Detroit Pistons: 5 Major Reasons They Are Stuck in Second Gear
The Bad Boys of Detroit are long gone.
The current team consists of emerging draft picks, free agent pieces, and aging veterans who will soon move on.
Watching this team night after night this season you will notice that they are competitive now.
They have shifted out of first gear since Tracy McGrady started playing the point and Rip went to the bench, but now they are stuck in 2nd.
Here are the Five biggest reasons they could be stuck there for a while.
No Intimidation in The Paint
Nothing to intimidate around the basket.
During Joe D's playing days Bill Lambier would knock his mom down if she tried to drive to the basket and John Salley would block the shot if it did go up.
If he missed the block Dennis Rodman would come down with the rebound and high step it to the other end.
15 years later Ben Wallace refused to give up any easy baskets and opponents knew it. Rasheed Wallace's length was intimidating because he could block anything and didn't mind committing tough fouls.
Today..not so much.
Greg Monroe is developing into a terrific rebounder at both ends, and committed a nice foul on Stoudemire last night to keep him from throwing one down.
Unfortunately, it is a rare sight in 2011 Instead the Pistons are making bench players from every team in the league look like All-Star dunk champions without even contesting them.
On breakaways they just let the guy score for fear of committing a foul.
For True Blue Pistons fans, it's hard to watch.
No Idea How to Defend the Pick and Roll
You can go to any High School game in America and find teams running the good ole' pick-and-roll.
You would think that by the time guys make it to the NBA they would understand what that looks like and how to defend it.
Every night you will see Greg Monroe above the three point line chasing someone on a pick-and-roll switch, and what do you think is going on behind him?
That's right fans, a gaping hole, with a red carpet to the basket, because as we know there's nothing intimidating in there, especially when your "center" is guarding a Point Guard above the arc.
They actually look surprised when that guy passes the ball to a wide-open guy standing under the basket.
It seems like they try to have Monroe trap that guy, and then steal a pass going into the paint, but instead it puts them in a situation of running, a step behind each pass.
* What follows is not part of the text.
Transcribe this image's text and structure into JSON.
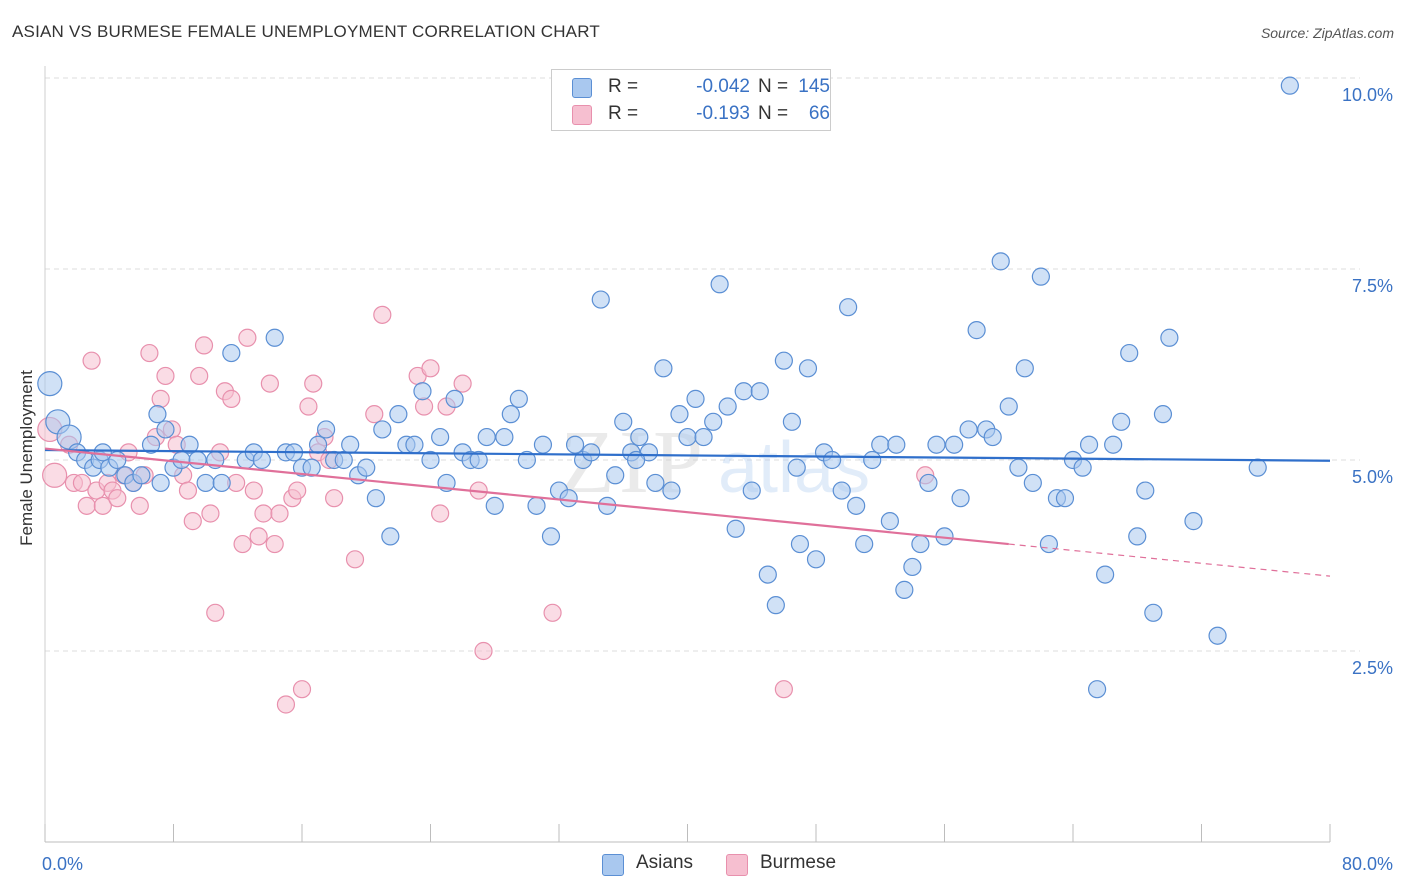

Sure, they each pat themselves on the chest and say "my bad" to their teammates, but how about us fans. Maybe we deserve an apology too.
This one has to fall on the coach too though.
It's no surprise that teams like the Spurs, Lakers, and Celtics defend the pick-and-roll very well, forcing teams to take more jumpers. Those teams are well-coached and preach defense.
They Don't Move Their Feet on Defense
The key to good defense starts with the feet. You have got to keep your knees bent and be willing to keep them bent as you move quickly to stay in front of your man.
This forces a pass or jump shot. If it's a jumper you can stay on your feet and contest the shot.
Don't foul, don't jump out of the building and give him an easy lay up, just contest the shot and percentages go down.
Charlie Villanueva seems content to go for reach-around steals instead, because it's so much less work than all that darned knee-bending.
He's not alone either. Austin Daye tries hard, but stands up too tall and when he figures that out... it's always too late.
The bright spot is Greg Monroe who is showing improvement in this area. Just last night against the Knicks he had Stoudemire driving to his left and would normally have fouled him.
This time he got his feet set as far left as he could and got tall to contest the shot without fouling him. The shot was missed and the Pistons grabbed the rebound.
The rest of the team, or their replacements, will need to work as hard as Monroe is to improve this part of their game if they are to get better.
They Stop Moving on Offense
At times the Pistons just get lazy on offense. They go long stretches where they come up the floor and try to post someone up but the other team defends it well.
Rather than set a pick, pass the ball, or run around to get open, they just stand there until the clock is almost up and take a terrible shot.
Usually, they have a hand in their face and heave up a shot that doesn't even get rim, leaving them walking back up the court.
This is a big reason their 8-point leads evaporate quicker than sweat on the floor.
The coach either needs to recognize that the guys are tired and get some energy off the bench, or guys just need to work harder to get a quality shot every time up the floor.
No Idea How to Finish
Despite their flaws on defense, they are able to bear down enough, and produce enough offense to remain competitive in games.
They are able to remain competitive just long enough to convince us they have a chance to win the game.
Then, the inexplicable unguarded guy in the lane gets a dunk, or we commit a ridiculous foul after playing 20 seconds of good defense, giving the other team two shots.
Then, the other team steps up their defensive pressure and closes the door.
This one is actually the least worrisome because they are young and Kuester is letting them get the necessary playing time. Eventually they will learn how to finish a little stronger.
Unfortunately, if they don't commit to playing great defense they will be floating around the last playoff spot for years to come.